15.3 - An Approximate Confidence Interval for Rho
15.3 - An Approximate Confidence Interval for RhoTo develop an approximate \((1-\alpha)100\%\) confidence interval for \(\rho\), we'll use the normal approximation for the statistic \(Z\) that we used on the previous page for testing \(H_0:\rho=\rho_0\).
Theorem
An approximate \((1-\alpha)100\%\) confidence interval for \(\rho\) is \(L\leq \rho \leq U\) where:
\(L=\dfrac{1+R-(1-R)\text{exp}(2z_{\alpha/2}/\sqrt{n-3})}{1+R+(1-R)\text{exp}(2z_{\alpha/2}/\sqrt{n-3})}\)
and
\(U=\dfrac{1+R-(1-R)\text{exp}(-2z_{\alpha/2}/\sqrt{n-3})}{1+R+(1-R)\text{exp}(-2z_{\alpha/2}/\sqrt{n-3})}\)
Proof
We previously learned that:
\(Z=\dfrac{\dfrac{1}{2}ln\dfrac{1+R}{1-R}-\dfrac{1}{2}ln\dfrac{1+\rho}{1-\rho}}{\sqrt{\dfrac{1}{n-3}}}\)
follows at least approximately a standard normal \(N(0,1)\) distribution. So, we can do our usual trick of starting with a probability statement:
\(P\left(-z_{\alpha/2} \leq \dfrac{\dfrac{1}{2}ln\dfrac{1+R}{1-R}-\dfrac{1}{2}ln\dfrac{1+\rho}{1-\rho}}{\sqrt{\dfrac{1}{n-3}}} \leq z_{\alpha/2} \right)\approx 1-\alpha\)
and manipulating the quantity inside the parentheses:
\(-z_{\alpha/2} \leq \dfrac{\dfrac{1}{2}ln\dfrac{1+R}{1-R}-\dfrac{1}{2}ln\dfrac{1+\rho}{1-\rho}}{\sqrt{\dfrac{1}{n-3}}} \leq z_{\alpha/2}\)
to get ..... can you fill in the details?! ..... the formula for a \((1-\alpha)100\%\) confidence interval for \(\rho\):
\(L\leq \rho \leq U\)
where:
\(L=\dfrac{1+R-(1-R)\text{exp}(2z_{\alpha/2}/\sqrt{n-3})}{1+R+(1-R)\text{exp}(2z_{\alpha/2}/\sqrt{n-3})}\) and \(U=\dfrac{1+R-(1-R)\text{exp}(-2z_{\alpha/2}/\sqrt{n-3})}{1+R+(1-R)\text{exp}(-2z_{\alpha/2}/\sqrt{n-3})}\)
as was to be proved!
Example 15-2 (Continued)
An admissions counselor at a large public university was interested in learning whether freshmen calculus grades are independent of high school math achievement test scores.

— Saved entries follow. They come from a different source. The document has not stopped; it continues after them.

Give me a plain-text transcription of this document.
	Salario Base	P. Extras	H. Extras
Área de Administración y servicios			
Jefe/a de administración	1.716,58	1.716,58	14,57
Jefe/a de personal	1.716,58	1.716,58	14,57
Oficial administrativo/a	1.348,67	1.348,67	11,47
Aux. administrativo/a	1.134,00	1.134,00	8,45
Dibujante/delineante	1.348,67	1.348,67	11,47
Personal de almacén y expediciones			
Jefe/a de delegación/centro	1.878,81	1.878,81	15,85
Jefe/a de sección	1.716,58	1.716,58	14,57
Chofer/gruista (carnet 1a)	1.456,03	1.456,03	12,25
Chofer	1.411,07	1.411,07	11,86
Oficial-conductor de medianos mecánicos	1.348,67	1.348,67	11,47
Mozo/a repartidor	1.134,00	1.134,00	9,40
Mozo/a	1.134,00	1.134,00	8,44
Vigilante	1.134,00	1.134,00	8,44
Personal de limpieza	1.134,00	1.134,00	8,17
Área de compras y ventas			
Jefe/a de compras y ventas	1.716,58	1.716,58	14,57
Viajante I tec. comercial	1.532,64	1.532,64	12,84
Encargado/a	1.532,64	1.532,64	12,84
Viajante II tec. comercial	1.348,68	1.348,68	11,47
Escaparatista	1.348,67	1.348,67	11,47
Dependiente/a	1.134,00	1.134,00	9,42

The sample correlation coefficient between the mathematics achievement test scores and calculus grades for a random sample of \(n=10\) college freshmen was deemed to be 0.84.
Estimate the population correlation coefficient \(\rho\) with 95% confidence.
Answer
Because we are interested in a 95% confidence interval, we use \(z_{0.025}=1.96\). Therefore, the lower limit of an approximate 95% confidence interval for \(\rho\) is:
\(L=\dfrac{1+0.84-(1-0.84)\text{exp}(2(1.96)/\sqrt{10-3})}{1+0.84+(1-0.84)\text{exp}(2(1.96)/\sqrt{10-3})}=0.447\)
and the upper limit of an approximate 95% confidence interval for \(\rho\) is:
\(U=\dfrac{1+0.84-(1-0.84)\text{exp}(-2(1.96)/\sqrt{10-3})}{1+0.84+(1-0.84)\text{exp}(-2(1.96)/\sqrt{10-3})}=0.961\)
We can be (approximately) 95% confident that the correlation between the population of high school mathematics achievement test scores and freshmen calculus grades is between 0.447 and 0.961. (Not a particularly useful interval, I might say! It might behoove the admissions counselor to collect data on a larger sample, so that he or she can obtain a narrower confidence interval.)